Hristiyan Kral Fernando ise uzun boylu, beyaz tenli, yakışıklı, insancıl, barış yanlısı, kibar, şefkatli, savaşta daha fazla askerinin ölmemesi için teslim olmayı bile göze alan erdemli bir karakteri temsil etmektedir. Hristiyan şovalye ve askerler de cesur, insancıl, ilkeli, düşman askerlerine bile adaletli davranan ve kralları için sonuna kadar savaşmayı göze alan krallarına sadık karakterler olarak sunulmaktadır. Müslümanların korkak olarak sunulduğu çizgi film, Endülüs fatihi Tarık Bin Ziyad'ın İberya yarımadasına geldiği ilk günden beri İslam'ın ruhuna uygun fetih şuuruyla Endülüs'ü fethettiği gerçeğinden fersah fersah uzaktır. Söz konusu filmin sonlarında İberya adasını fethetmeye gelen Müslüman askerlerin kendilerine yaklaşan ağaçların altında düşman askerlerinin gizlendiğini sanıp korktukları, canlarını kurtarmak için savaş alanını terkettikleri sahneler ile Müslüman askerler şaşkın, korkak ve bencil insanlar olarak tasvir edilmektedir. Film geneline hakim olan anlatım dilinde ve deşifresi yapılan kliplerde de görüleceği üzere Müslüman karakterler için genellikle "hain", "korkak", "hiçbir şeye saygıları olmayan", "vahşi" nitelemeleri yapılmaktadır. Filmin Müslümanlarla ilgili hemen her karesinde üzerinde hilal ve yıldız simgelerinden oluşan bayrak ve sancak yer alır. Bayraklar üzerindeki şekil, renk ve semboller; milletlerin inançlarını, düşüncelerini ve hafızalarda derin izler bırakan hatıralarını yansıtır. Ancak Müslümanların ve dolayısıyla hilal ve yıldız simgelerinden müteşekkil bayrağın yer aldığı tüm sahnelere kurgu açısından negatif bir kompozisyon hakimdir. Toplumda istenmeyen özelliklerin, davranışların ve tavırların Müslüman karakterler üzerinden sunulması Müslümanları temsil eden söz konusu bayrağın yüklendiği inanç, düşünce ve hatıraları değersizleştirmekte ve aşağılamaktadır. Müslümanların ve İslami değerlerin küçük düşürüldüğü, aşağılandığı, tezyif edildiği ve Hristiyanların yüceltildiği bu film, tür olarak bir çocuk programı olması hasebiyle de daha sakıncalı bir hal almaktadır.”

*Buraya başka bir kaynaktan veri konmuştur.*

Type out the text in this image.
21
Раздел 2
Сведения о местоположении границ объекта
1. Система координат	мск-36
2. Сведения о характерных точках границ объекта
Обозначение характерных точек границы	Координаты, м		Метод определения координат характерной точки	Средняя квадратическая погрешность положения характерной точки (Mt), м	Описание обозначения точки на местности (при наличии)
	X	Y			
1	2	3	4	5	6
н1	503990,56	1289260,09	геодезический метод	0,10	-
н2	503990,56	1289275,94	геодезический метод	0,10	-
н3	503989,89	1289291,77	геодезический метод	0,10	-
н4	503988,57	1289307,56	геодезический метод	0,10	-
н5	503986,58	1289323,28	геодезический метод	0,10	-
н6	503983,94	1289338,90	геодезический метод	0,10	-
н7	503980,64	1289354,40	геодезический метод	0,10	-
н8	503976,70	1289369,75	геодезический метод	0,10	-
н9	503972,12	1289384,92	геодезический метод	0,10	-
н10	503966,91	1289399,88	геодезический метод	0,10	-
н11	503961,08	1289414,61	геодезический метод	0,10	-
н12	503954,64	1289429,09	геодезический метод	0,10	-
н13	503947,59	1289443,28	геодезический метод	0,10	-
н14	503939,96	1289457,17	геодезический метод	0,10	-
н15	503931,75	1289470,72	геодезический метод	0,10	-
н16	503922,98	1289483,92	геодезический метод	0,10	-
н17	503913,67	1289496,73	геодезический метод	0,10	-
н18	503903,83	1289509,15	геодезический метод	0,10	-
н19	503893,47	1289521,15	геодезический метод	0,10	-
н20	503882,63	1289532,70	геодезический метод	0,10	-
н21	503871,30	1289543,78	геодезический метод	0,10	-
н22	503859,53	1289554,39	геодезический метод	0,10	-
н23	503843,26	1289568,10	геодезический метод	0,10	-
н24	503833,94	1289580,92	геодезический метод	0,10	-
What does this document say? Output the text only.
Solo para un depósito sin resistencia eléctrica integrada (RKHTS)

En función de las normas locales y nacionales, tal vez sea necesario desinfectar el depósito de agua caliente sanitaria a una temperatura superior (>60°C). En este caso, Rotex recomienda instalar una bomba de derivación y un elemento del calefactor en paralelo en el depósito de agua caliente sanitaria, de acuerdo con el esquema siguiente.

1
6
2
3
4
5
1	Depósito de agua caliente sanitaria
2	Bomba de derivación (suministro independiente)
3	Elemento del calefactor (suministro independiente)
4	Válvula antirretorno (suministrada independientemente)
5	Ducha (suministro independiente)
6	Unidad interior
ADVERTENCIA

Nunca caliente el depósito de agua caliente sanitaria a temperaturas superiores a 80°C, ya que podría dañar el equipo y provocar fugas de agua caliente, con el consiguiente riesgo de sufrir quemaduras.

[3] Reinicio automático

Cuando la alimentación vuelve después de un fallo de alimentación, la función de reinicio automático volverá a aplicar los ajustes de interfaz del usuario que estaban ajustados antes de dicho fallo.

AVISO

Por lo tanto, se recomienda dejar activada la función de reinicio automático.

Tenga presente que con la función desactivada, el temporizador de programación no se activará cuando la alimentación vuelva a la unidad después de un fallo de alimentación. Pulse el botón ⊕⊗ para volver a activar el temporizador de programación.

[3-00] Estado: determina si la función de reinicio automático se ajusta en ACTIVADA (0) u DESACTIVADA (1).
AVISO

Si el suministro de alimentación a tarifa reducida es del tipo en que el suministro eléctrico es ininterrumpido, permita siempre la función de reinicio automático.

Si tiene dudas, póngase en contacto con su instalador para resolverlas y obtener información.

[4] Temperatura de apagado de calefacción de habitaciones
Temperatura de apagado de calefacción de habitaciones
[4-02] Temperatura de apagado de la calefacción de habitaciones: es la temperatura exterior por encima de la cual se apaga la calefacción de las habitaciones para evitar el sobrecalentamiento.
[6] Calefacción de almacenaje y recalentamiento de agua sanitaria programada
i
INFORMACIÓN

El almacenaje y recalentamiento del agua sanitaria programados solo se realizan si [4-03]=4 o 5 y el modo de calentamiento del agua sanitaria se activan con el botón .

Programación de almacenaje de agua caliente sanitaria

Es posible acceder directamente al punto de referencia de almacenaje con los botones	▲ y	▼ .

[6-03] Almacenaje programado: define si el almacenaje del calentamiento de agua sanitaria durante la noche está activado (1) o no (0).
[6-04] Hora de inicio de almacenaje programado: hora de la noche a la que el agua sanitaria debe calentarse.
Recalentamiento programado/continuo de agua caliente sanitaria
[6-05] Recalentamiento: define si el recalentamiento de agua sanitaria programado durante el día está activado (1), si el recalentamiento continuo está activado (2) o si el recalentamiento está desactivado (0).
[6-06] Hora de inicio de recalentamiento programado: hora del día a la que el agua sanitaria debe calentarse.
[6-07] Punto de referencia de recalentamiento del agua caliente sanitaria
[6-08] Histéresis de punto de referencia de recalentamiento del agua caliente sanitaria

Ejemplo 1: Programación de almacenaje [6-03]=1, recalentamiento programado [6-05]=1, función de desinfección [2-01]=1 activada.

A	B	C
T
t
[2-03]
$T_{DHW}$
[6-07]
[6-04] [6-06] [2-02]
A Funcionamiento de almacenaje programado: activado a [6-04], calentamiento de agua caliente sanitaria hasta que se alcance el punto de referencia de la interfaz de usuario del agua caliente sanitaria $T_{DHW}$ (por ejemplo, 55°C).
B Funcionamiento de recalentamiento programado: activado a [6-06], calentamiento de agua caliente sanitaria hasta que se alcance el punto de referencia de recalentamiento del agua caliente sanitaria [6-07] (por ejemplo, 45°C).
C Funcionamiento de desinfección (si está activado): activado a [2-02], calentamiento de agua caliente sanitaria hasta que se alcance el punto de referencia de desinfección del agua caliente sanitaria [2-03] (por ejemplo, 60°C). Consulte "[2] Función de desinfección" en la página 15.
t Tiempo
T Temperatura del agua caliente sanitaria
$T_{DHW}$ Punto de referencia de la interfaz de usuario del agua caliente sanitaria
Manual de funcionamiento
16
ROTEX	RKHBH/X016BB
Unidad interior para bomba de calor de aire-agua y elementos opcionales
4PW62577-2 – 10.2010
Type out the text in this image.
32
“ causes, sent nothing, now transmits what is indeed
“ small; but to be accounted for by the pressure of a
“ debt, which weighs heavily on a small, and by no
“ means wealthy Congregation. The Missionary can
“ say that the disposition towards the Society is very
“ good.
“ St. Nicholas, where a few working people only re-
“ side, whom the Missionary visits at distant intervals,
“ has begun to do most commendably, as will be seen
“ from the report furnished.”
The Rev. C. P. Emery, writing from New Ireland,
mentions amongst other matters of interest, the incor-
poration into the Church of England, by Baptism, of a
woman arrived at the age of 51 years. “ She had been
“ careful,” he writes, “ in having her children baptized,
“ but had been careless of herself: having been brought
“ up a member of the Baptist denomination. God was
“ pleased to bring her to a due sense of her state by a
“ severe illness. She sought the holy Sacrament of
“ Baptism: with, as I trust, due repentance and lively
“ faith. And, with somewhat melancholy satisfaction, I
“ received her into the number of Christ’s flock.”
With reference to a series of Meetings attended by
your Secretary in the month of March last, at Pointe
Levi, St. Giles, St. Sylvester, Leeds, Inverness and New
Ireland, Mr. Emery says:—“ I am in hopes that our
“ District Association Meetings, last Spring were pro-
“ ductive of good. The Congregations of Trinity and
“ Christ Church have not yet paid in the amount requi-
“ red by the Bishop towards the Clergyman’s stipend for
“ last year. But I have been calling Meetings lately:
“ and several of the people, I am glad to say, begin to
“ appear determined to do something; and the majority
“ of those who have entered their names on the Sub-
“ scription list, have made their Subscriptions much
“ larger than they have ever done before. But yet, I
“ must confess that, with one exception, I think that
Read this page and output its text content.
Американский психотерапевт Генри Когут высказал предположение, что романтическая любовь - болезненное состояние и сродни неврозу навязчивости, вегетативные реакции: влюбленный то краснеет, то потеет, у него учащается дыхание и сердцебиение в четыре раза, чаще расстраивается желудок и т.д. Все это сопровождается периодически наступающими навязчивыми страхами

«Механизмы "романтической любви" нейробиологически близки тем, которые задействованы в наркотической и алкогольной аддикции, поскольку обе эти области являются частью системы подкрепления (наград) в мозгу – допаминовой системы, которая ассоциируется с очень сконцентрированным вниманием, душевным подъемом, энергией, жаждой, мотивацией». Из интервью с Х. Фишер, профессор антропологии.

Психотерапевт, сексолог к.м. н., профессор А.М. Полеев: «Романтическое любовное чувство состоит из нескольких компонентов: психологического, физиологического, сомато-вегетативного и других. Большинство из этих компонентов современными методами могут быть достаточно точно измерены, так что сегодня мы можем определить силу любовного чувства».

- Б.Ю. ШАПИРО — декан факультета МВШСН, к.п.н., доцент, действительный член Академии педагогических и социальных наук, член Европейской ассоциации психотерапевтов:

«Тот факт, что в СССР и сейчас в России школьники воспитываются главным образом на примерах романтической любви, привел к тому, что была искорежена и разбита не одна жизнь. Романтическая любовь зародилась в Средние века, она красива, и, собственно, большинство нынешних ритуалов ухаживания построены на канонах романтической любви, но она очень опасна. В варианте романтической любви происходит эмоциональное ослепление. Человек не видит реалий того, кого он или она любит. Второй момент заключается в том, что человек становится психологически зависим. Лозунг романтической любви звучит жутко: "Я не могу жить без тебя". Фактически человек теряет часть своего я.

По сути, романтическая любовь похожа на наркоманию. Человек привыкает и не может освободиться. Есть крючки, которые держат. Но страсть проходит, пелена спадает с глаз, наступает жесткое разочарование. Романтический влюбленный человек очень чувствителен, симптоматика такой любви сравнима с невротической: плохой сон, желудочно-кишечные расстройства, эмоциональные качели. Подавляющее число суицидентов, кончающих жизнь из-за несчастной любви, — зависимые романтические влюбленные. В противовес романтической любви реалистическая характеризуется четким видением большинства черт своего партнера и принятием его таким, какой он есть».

Şeklindeki değerlendirmelere yer verilmiş olduğu,
TV EM Yayın Kuruluşu'nun söz konusu yayını ile, 6112 sayılı Kanun'un 8’inci maddesinin birinci fıkrasının (f) bendi ile ikinci fıkrası hükmünü ihlal ettiği, kanaatinin Daire Başkanlığınca belirtildiği,
Konu hakkında karar alınmasını teminen yazının Üst Kurula havale edildiği, anlaşılmaktadır.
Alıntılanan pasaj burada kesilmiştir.